The uncommon reader
The uncommon reader
Book for April 2009
Group 1
Who would guess that reading books could prompt a constitutional crisis? In Britain this strange and unusual scenario does indeed play out, at least in this delightful political-social comedy by a celebrated British writer.

One day the queen takes inadvertent advantage of a bookmobile that happens to arrive at a Buckingham Palace back door; she rather accidentally borrows a book.

She'd never taken much interest in reading. She read, of course, as one did, but liking books was something she left to other people. As surprising to herself as to those who know her, the queen develops into a dedicated, avid reader of serious literature, and the court and her government are sent reeling by this new royal practice ? as well as by her new-found knowledge about all kinds of things.

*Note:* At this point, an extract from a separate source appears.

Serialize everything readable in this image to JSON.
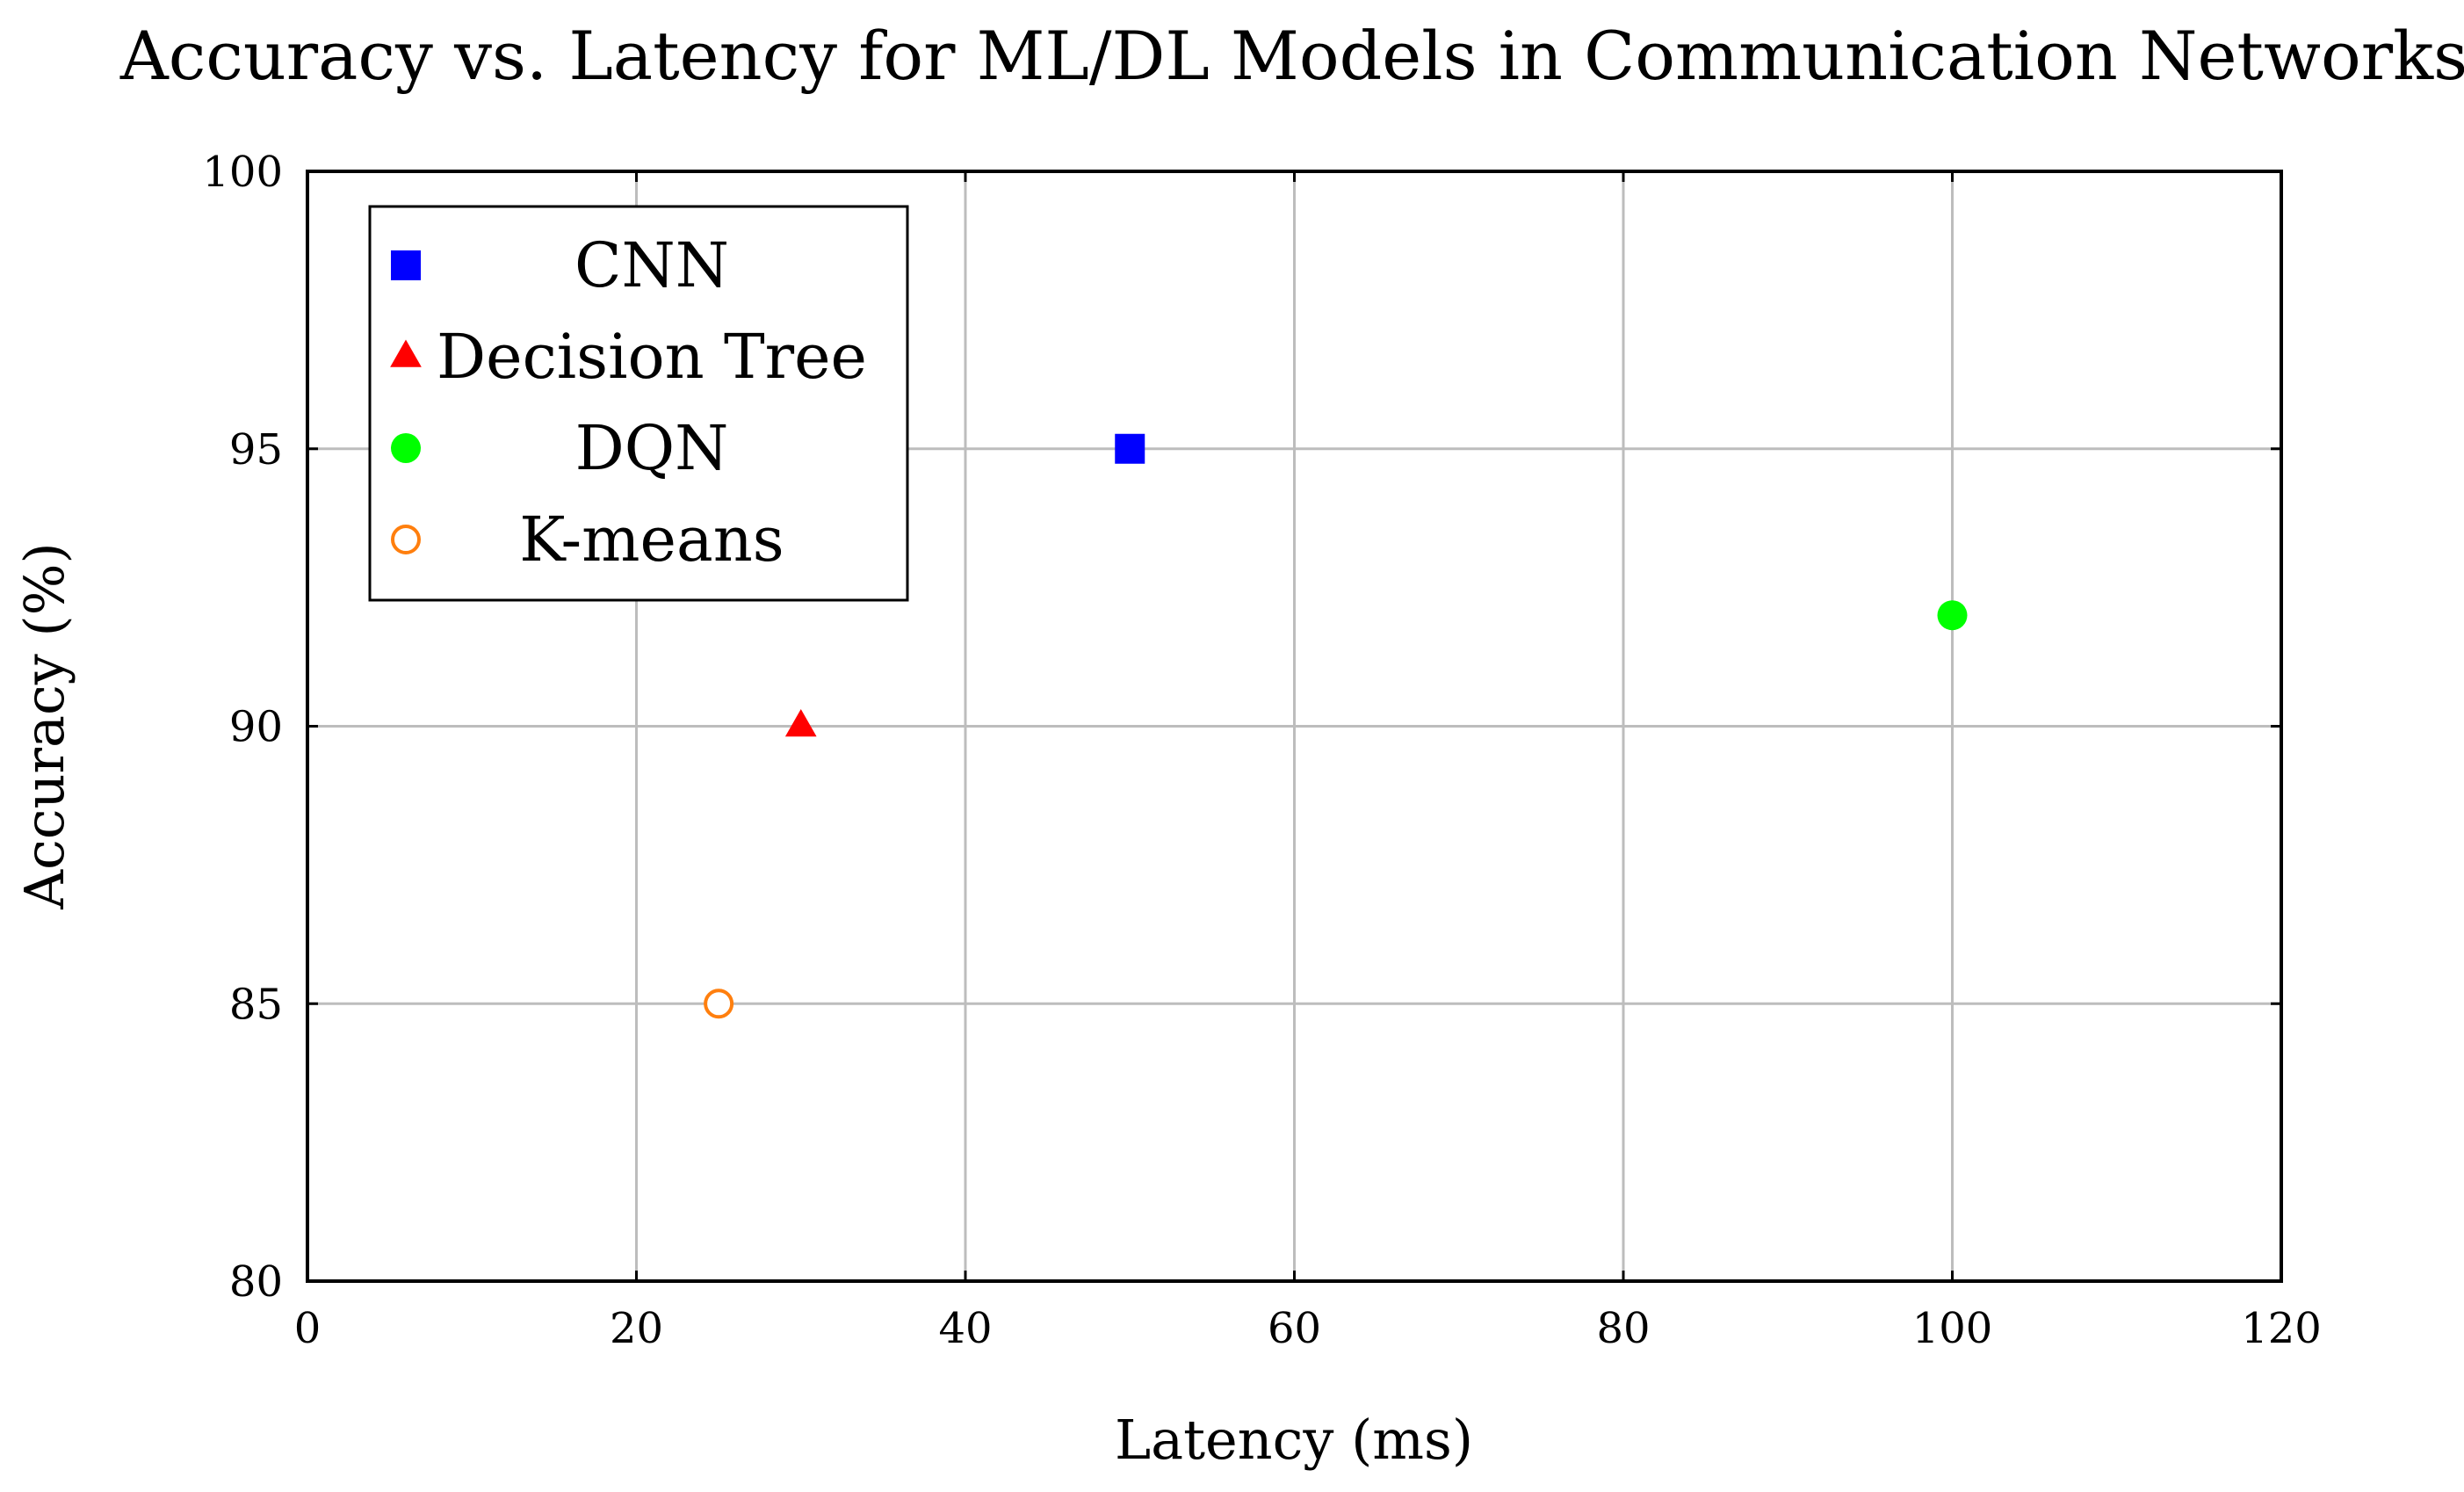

When she turns from the joy of reading to a desire to write, the consequences are jolting.
About the Author
Alan Bennet
(born 9 May 1934) is a British playwright, screenwriter, actor and author. Born in Leeds, he attended Oxford University where he studied history and performed with The Oxford Revue. He stayed to teach and research mediaeval history at the university for several years. His collaboration as writer and performer with Dudley Moore, Jonathan Miller and Peter Cook in the satirical revue Beyond the Fringe at the 1960 Edinburgh Festival brought him instant fame. He gave up academia, and turned to writing full time, his first stage play Forty Years On being produced in 1968.

His output includes The Madness of George III and its film incarnation The Madness of King George, the series of monologues Talking Heads, the play The History Boys, and popular audio books, including his readings of Alice's Adventures in Wonderland and Winnie-the-Pooh.